The United Nations Food and Agriculture Organization (FAO), the United Nations Children's Fund (UNICEF) and the World Food Programme (WFP) issued a joint statement on Thursday calling for more access to the most affected regions of South Sudan, insisting the country is on the brink of famine.
"At least 30,000 people are living in extreme conditions and are facing starvation and death," the statement read.

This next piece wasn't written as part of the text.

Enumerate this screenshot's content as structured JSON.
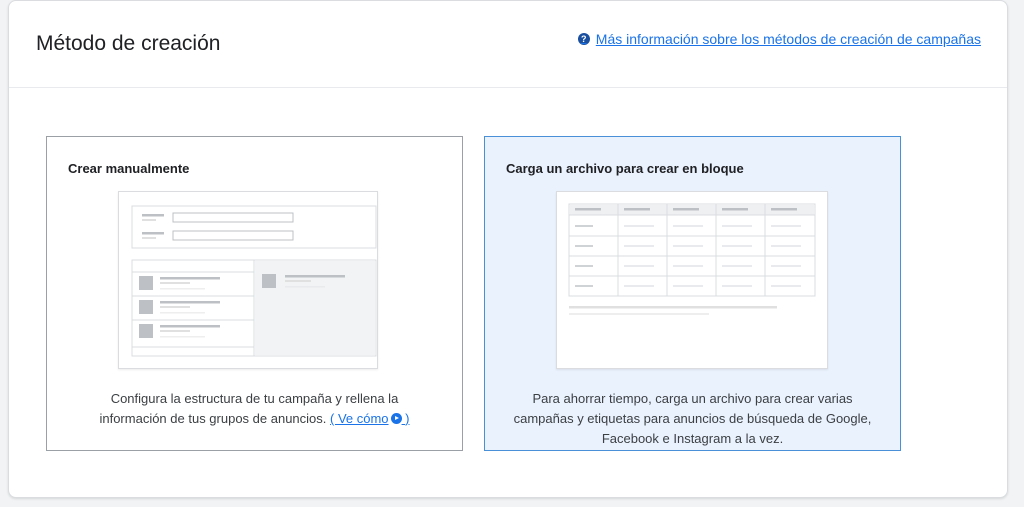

The agencies said parts of the population were in phase five ("catastrophe") of the five-point Integrated Food Security Phase Classification (IPC) scale, which classifies food insecurity.
Especially hard-hit was Unity State in the northern part of South Sudan, where much of the fighting has taken place. According to the agencies, "humanitarian assistance has been hampered by the dreadful violence and lack of access in recent months."
South Sudan fell into conflict only a couple years after declaring independence from Sudan in a 2011 referendum. Since December 2013, government forces under President Salva Kiir have been fighting rebels led by former deputy Riek Machar. Both sides have been accused of atrocities, and the fighting has caused mass displacement.
"Since fighting broke out nearly two years ago, children have been plagued by conflict, disease, fear and hunger," according to UNICEF South Sudan Representative Jonathan Veitch.
The statement said food insecurity in the country is 80 percent higher than it was during the same period last year.